Mustafa stepped in and presented his concern. “Germany isn’t America, my friend.
It is not even London. Please, enough is enough.” Shari agreed and said, “It isn’t worth the trouble. Just forget it. I’m sorry,” and did not return his calls.
Two weeks later, Tyler learned the office space the Band of Forbearance had leased for the last ten years was being bought by an American conglomerate and a GAP was set to open on the spot. “You see?” Oz said upon his return. “Here’s what happens, inch by inch and brick by brick.” He was standing in the bathroom of his apartment, having invited Tyler over with some news he had to share. In his time away he’d grown his beard quite long, the hairs jutting out dark and unruly from his otherwise sunken cheeks, and picking up a pair of scissors, he began clipping back his whiskers in preparation to shave.
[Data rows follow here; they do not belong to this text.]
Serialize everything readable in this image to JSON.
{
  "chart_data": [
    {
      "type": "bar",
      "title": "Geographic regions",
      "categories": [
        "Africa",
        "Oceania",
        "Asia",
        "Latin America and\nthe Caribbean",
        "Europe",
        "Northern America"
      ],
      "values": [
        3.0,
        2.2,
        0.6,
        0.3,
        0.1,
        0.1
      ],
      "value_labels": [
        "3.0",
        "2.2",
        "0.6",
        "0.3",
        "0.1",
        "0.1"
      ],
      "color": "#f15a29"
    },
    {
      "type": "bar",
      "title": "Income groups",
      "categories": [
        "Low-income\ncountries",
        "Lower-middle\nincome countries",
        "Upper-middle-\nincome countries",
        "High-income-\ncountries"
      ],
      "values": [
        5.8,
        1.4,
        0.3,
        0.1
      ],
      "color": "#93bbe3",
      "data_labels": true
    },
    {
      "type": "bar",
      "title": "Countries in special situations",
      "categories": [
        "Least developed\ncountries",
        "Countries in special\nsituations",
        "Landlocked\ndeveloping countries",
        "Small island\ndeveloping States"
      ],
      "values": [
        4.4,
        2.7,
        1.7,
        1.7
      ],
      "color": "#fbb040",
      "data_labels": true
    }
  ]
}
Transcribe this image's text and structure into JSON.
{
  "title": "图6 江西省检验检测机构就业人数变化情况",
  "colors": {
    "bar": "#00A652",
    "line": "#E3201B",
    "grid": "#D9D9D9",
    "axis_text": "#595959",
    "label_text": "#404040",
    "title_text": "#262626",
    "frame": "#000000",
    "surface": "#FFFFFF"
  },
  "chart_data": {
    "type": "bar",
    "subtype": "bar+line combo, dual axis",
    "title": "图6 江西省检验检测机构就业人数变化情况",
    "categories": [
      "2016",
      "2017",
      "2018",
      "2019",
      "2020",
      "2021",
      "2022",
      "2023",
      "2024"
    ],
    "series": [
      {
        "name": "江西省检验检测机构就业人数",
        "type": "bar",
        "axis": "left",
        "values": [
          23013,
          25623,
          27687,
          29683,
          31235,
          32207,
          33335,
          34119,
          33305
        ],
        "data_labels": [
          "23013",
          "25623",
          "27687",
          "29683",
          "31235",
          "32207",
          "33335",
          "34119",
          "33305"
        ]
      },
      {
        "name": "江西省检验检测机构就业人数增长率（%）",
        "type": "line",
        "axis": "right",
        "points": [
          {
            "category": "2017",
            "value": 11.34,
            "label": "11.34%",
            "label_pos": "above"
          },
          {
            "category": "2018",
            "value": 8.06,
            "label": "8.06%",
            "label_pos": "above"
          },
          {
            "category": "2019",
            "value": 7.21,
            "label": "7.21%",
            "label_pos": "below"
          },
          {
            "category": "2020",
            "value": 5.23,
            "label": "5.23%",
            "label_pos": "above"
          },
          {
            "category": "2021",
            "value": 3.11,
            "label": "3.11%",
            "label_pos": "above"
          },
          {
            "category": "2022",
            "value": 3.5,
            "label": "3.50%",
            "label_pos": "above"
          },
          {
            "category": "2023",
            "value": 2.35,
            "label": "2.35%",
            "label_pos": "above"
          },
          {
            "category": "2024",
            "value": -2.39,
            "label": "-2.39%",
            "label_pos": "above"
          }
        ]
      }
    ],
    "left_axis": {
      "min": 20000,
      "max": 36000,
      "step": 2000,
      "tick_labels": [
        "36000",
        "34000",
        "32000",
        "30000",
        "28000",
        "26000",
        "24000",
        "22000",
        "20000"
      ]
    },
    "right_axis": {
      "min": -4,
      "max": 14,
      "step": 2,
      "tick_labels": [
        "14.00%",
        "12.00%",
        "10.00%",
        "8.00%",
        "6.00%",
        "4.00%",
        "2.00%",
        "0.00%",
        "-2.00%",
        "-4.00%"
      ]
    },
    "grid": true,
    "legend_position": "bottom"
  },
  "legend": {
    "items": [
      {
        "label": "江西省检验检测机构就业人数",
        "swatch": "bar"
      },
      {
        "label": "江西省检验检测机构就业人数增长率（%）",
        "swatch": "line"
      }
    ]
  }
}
When asked, he provided only scant detail about his trip, saying he met with some success in the raising of funds, that he traveled “here and there” and “back and forth,” though in mentioning his journey home to see his family, he became annoyed describing the changes and how the entire city was annexed by the West. “I may as well have been visiting New York for all the American restaurants and hotels, bars and banks my own father helped build.”
He finished with his shave, and stepping into the front room, surprised Tyler with, “I feel as if I’m howling into the wind. Nothing’s going to change this way. I’m trying to get the attention of a people who don’t even know I exist and here I am waving my hands a million miles off shore. I need to go to America, to open an office for the Band of Forbearance and raise opposition to America’s interference with Muslim nations from within the eye of the storm. America needs to know it isn’t impervious to protest and this can only be done in their backyard. I’ve obtained a visa and made arrangements through the help of Ziad Shehhi, an old friend of one of my professors who says he can find work for me in Renton.”